I don’t like to write something up unless I have something interesting to add to the conversation. I have been writing comments on Seeking Alpha since 2009 which are available for review on Seeking Alpha. I am a monetarist. This means I think the historical record is clear that the major factor moving global financial markets are the actions or inaction of the global central banks.

As most of you know this factor could not be more bullish. U.S. M1 is up 65% from one year prior. Other central banks need to expand their monetary aggregates or face a strengthening currency which would have a strongly negative effect on their currency and their economies.

Because of global monetary policies corporate interest rates are at 65 year lows. This too is enormously bullish for global equities. Equities trade on a spread to corporate interest rates.

But, there is a third very important factor that determines financial market investing profitability. That is valuation. Many of the indicators tied to valuation have become enormously negative.

The S&P 500 closed 2020 at 3,756. The QQQ closed at 313.74 which represents the 100 largest stocks on the Nasdaq. The p/e ratio on the QQQ is roughly 35x. The normalized p/e on the S&P is roughly 20x. That spread has historically been indicative of excessive speculation and future market risk.

The Price/Book ratio is 8.1x for the QQQ. The Price/Sales ratio is 4.7x and the sales growth rate is 11.6%. Would you buy a private enterprise at these multiples even with current interest rate costs on some portion of the purchase price??

The ARK Innovation ETF (ARKK 124.51) is up 147%. The buyers of Bitcoin (BTC 33,725) are the same groups of investors. The retail investor is going to learn a very hard lesson.

What do you do about this?

I have sold my U.S. stock holdings. I hold a significant position in a China ETF. Chinese p/e ratios are at a discount to the U.S. market. I have spent a lot of time and data accumulation studying the Japanese top of December, 1989. Why then? Why not 1 year or 4 years prior? The answer is, I think, that in December 1989 there was an alternative to buying stocks at 100x p/e or a 1% earnings yield and that was Australian government fixed income. Chinese equities are not being held by global institutional investors. Large investors who seek diversification would normally allocate based on a percentage of global GDP. Chinese equities represent an alternative to U.S. market multiples. I will not bore you with more chit chat.

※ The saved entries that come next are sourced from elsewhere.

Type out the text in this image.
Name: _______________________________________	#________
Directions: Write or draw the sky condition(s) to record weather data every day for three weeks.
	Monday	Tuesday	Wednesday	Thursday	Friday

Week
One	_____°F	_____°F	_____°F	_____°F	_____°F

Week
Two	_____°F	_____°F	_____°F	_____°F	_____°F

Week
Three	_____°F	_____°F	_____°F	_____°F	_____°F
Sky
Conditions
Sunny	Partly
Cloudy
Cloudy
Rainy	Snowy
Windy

Another alternative is to purchase an inverse etf on some of these indexes or buy the VIX etf with the idea that the VIX index will rise if the market has a stumble.

Intelligent human beings like to herd. They don’t feel comfortable ignoring the media and social onslaught. This reminds me of December, 1972 and the “Nifty Fifty.” (S&P 3756, Shanghai 3502, Hong Kong Hang Seng 27472, FCA 28.78)

Have a health, happy New Year and a profitable one.

Analyst's Disclosure: I am/we are long FCA, VXX.